Inevitavelmente essa pergunta me traz à mente algo que estamos sempre estudando, que é o fenômeno da globalização, o direito administrativo global. E, claro, a globalização vem se ensejando em muitas áreas, não só as que você mencionou como a guerra, a ameaça nuclear. Têm também as questões de imigração, as esportivas. Imagine que estamos no Brasil, o país de futebol. Temos os problemas das associações e federações internacionais de futebol. As questões de saúde internacional, regidos pela Organização Mundial de Saúde. Estamos cheios de assuntos internacionais que precisam ser regulados. A Internet, por exemplo. A inteligência artificial, que está chegando. O Direito tem esse papel de regular. E quando o deixamos o Direito fora, há muitos problemas. Porque o Direito garante que essas decisões serão tomadas baseadas em parâmetros de Justiça. Como jurista, entendo que o grande desafio que temos na humanidade é colocar o Direito no lugar que lhe corresponde.
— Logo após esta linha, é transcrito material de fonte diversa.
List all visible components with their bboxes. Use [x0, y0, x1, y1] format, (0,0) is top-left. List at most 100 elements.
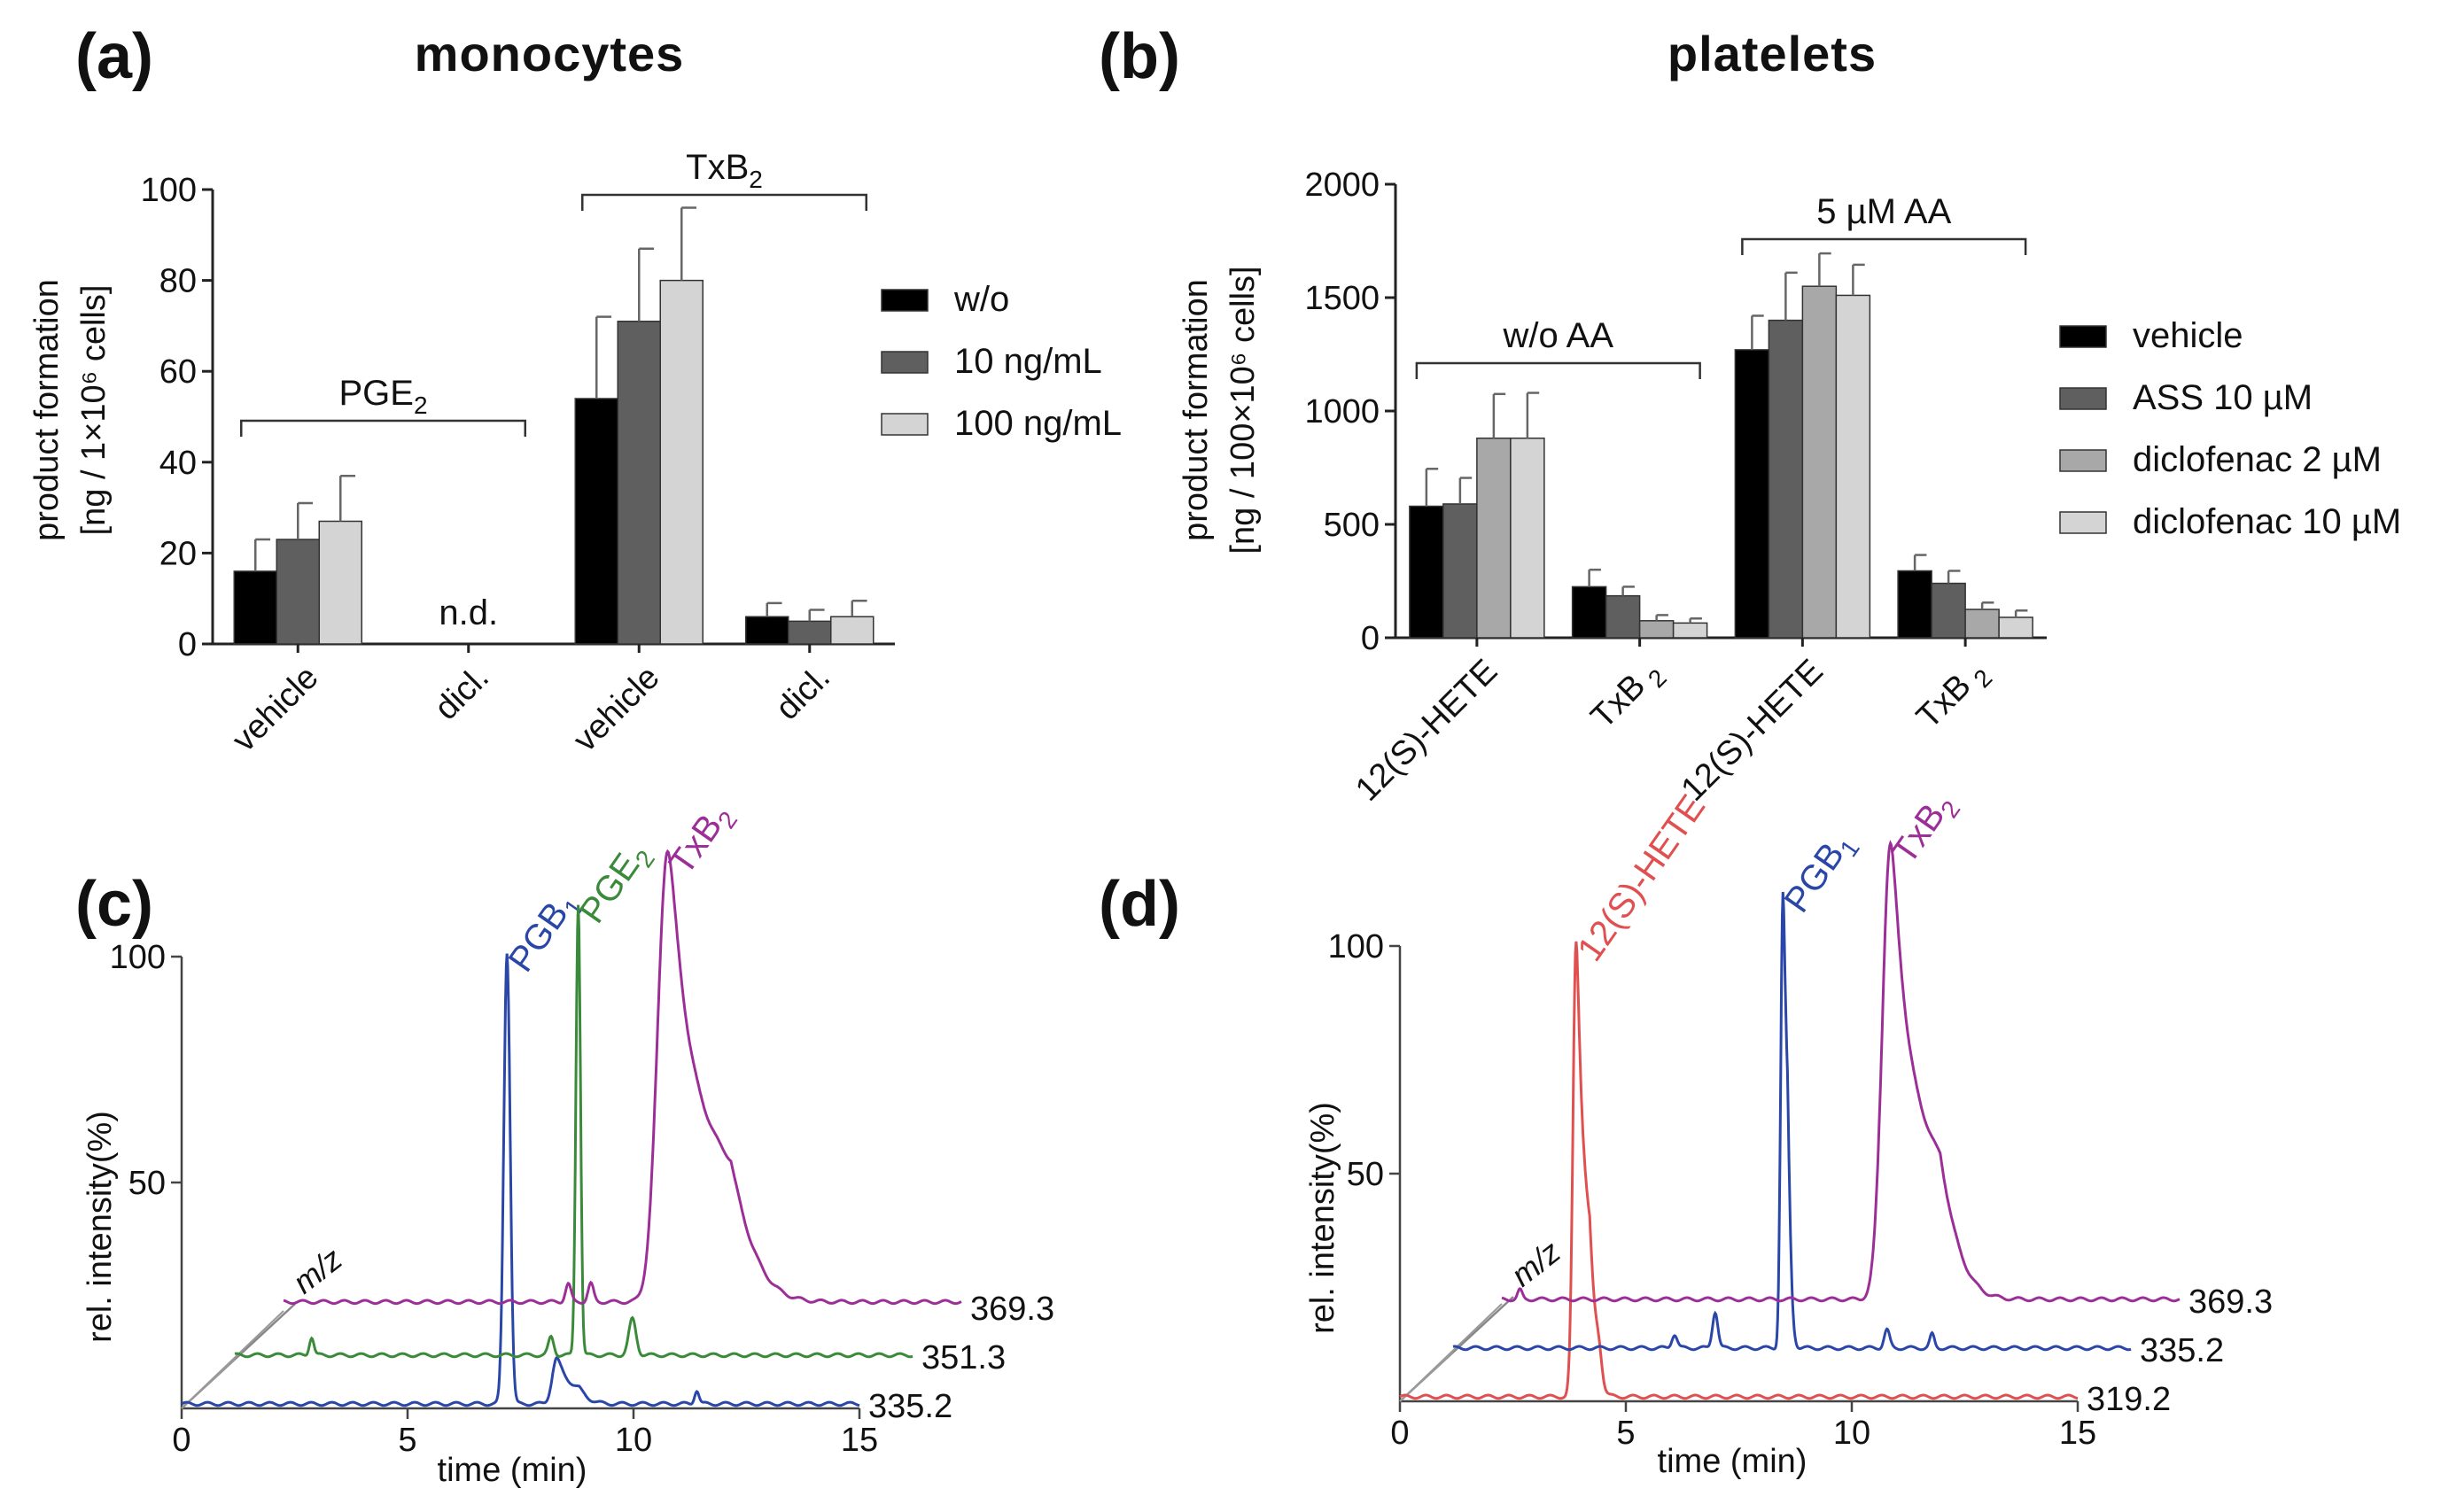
panel-d-xtick-label: 15 [2059, 1415, 2096, 1452]
panel-b-xtick-label: 12(S)-HETE [1349, 653, 1504, 809]
panel-a-xtick-label: dicl. [769, 659, 837, 727]
panel-c-ytick-label: 50 [128, 1165, 166, 1202]
panel-c-letter: (c) [75, 869, 153, 940]
panel-c-peak-label: PGE2 [572, 835, 660, 934]
panel-a-xtick-label: dicl. [428, 659, 496, 727]
panel-a-group-bracket [581, 193, 867, 211]
panel-b-group-label-main: w/o AA [1502, 316, 1613, 355]
panel-b-bar [1510, 437, 1545, 639]
panel-a-monocytes: (a) monocytes product formation [ng / 1×… [28, 21, 1122, 759]
panel-b-bar [1835, 294, 1871, 639]
panel-b-bar [1964, 609, 2000, 639]
panel-a-legend-label: 100 ng/mL [954, 404, 1122, 443]
panel-d-xtick-label: 10 [1833, 1415, 1870, 1452]
panel-a-legend-swatch [881, 351, 929, 374]
panel-a-group-bracket [240, 419, 526, 437]
panel-c-mz-axis-label: m/z [286, 1240, 349, 1300]
panel-b-group-label-main: 5 µM AA [1816, 192, 1951, 231]
panel-b-legend-label: diclofenac 2 µM [2133, 440, 2382, 479]
panel-a-xtick-main: vehicle [225, 659, 325, 759]
panel-d-peak-label-main: 12(S)-HETE [1570, 788, 1713, 969]
panel-a-group-label-main: TxB [686, 148, 749, 187]
panel-d-trace-mz-label: 369.3 [2188, 1283, 2273, 1321]
panel-a-bar [276, 539, 320, 645]
panel-b-legend-swatch [2059, 511, 2107, 534]
panel-b-bar [1672, 622, 1708, 639]
panel-d-peak-label: 12(S)-HETE [1570, 788, 1713, 969]
panel-d-trace-mz-label: 335.2 [2140, 1332, 2224, 1369]
panel-d-ytick-label: 50 [1347, 1156, 1384, 1193]
panel-c-xtick-label: 0 [172, 1422, 190, 1459]
panel-b-bar [1638, 620, 1675, 639]
panel-a-bar [318, 520, 362, 645]
panel-d-trace-335.2 [1452, 891, 2132, 1352]
panel-a-group-label-main: PGE [338, 374, 413, 413]
panel-c-xtick-label: 10 [615, 1422, 652, 1459]
panel-b-xtick-label: 12(S)-HETE [1675, 653, 1831, 809]
panel-a-legend-swatch [881, 413, 929, 436]
panel-b-bar [1442, 503, 1478, 639]
panel-b-legend-swatch [2059, 387, 2107, 410]
panel-d-trace-369.3 [1501, 840, 2181, 1303]
panel-a-annotation: n.d. [439, 593, 498, 632]
panel-b-bar [1605, 594, 1641, 639]
panel-a-ytick-label: 80 [159, 263, 197, 300]
panel-d-peak-label: TxB2 [1885, 786, 1966, 874]
panel-a-group-label-subscript: 2 [414, 392, 428, 419]
panel-b-ytick-label: 0 [1361, 620, 1380, 657]
panel-b-legend-swatch [2059, 449, 2107, 472]
panel-c-trace-mz-label: 351.3 [921, 1339, 1006, 1376]
panel-d-xtick-label: 5 [1616, 1415, 1635, 1452]
panel-b-legend-label: ASS 10 µM [2133, 378, 2313, 417]
panel-b-platelets: (b) platelets product formation [ng / 10… [1099, 21, 2401, 809]
panel-b-group-bracket [1415, 361, 1701, 379]
panel-b-title: platelets [1667, 26, 1877, 81]
panel-a-group-label: PGE2 [338, 374, 427, 419]
panel-d-chromatogram: (d) rel. intensity(%) time (min) 50 100 0 5… [1099, 786, 2273, 1480]
panel-b-bar [1734, 349, 1770, 639]
panel-c-depth-guide [181, 1310, 284, 1409]
panel-a-xtick-main: dicl. [769, 659, 837, 727]
panel-c-trace-mz-label: 335.2 [868, 1388, 952, 1425]
panel-b-bar [1571, 585, 1607, 639]
panel-b-xtick-main: TxB [1909, 667, 1978, 735]
panel-a-legend-label: 10 ng/mL [954, 342, 1102, 381]
panel-a-ytick-label: 40 [159, 445, 197, 482]
panel-a-bar [617, 321, 661, 645]
panel-a-ytick-label: 100 [141, 172, 197, 209]
panel-b-ytick-label: 2000 [1304, 167, 1380, 204]
panel-d-trace-319.2 [1399, 941, 2079, 1400]
panel-c-xtick-label: 5 [398, 1422, 416, 1459]
panel-c-xlabel: time (min) [438, 1452, 587, 1489]
panel-a-legend-label: w/o [953, 280, 1009, 319]
panel-b-ylabel-line2: [ng / 100×10⁶ cells] [1224, 266, 1262, 554]
panel-a-ytick-label: 0 [178, 626, 197, 663]
panel-b-xtick-label: TxB2 [1584, 653, 1672, 740]
panel-c-chromatogram: (c) rel. intensity(%) time (min) 50 100 0 5… [75, 806, 1054, 1489]
panel-b-bar [1409, 505, 1444, 639]
panel-b-group-label: w/o AA [1502, 316, 1613, 355]
panel-a-ytick-label: 60 [159, 353, 197, 391]
panel-a-group-label: TxB2 [686, 148, 763, 193]
panel-b-xtick-label: TxB2 [1909, 653, 1997, 740]
panel-b-xtick-main: TxB [1584, 667, 1652, 735]
panel-b-group-label: 5 µM AA [1816, 192, 1951, 231]
panel-c-ytick-label: 100 [110, 939, 166, 976]
panel-b-legend-swatch [2059, 325, 2107, 348]
panel-a-ylabel-line1: product formation [28, 279, 66, 541]
panel-d-mz-axis-label: m/z [1504, 1233, 1567, 1293]
panel-b-bar [1476, 437, 1512, 639]
panel-a-bar [788, 620, 832, 645]
panel-a-xtick-main: vehicle [566, 659, 666, 759]
panel-b-bar [1768, 319, 1804, 639]
panel-d-xtick-label: 0 [1390, 1415, 1409, 1452]
panel-b-xtick-main: 12(S)-HETE [1349, 653, 1504, 809]
panel-b-letter: (b) [1099, 21, 1180, 92]
panel-d-letter: (d) [1099, 869, 1180, 940]
panel-a-bar [659, 279, 704, 645]
panel-b-bar [1897, 570, 1932, 639]
panel-a-bar [830, 616, 875, 645]
panel-a-xtick-main: dicl. [428, 659, 496, 727]
panel-b-xtick-main: 12(S)-HETE [1675, 653, 1831, 809]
E nós todos vamos precisar trabalhar para que assim seja.  E denunciar quando o Direito for excluído, porque senão vamos repetir caminhos terríveis. Todos nós lembramos do que aconteceu na Segunda Guerra Mundial. E sabemos que só somos capazes de manejar as relações internacionais com o Direito. Pode ser até uma posição ingênua, mas não estou de acordo com a ideia segundo a qual as relações entre os países são regidas apenas pelos interesses comerciais,  políticos e econômicos. Essas relações também devem ser regidas pelo Direito. Ou são apenas interesses que podem provocar graves consequências.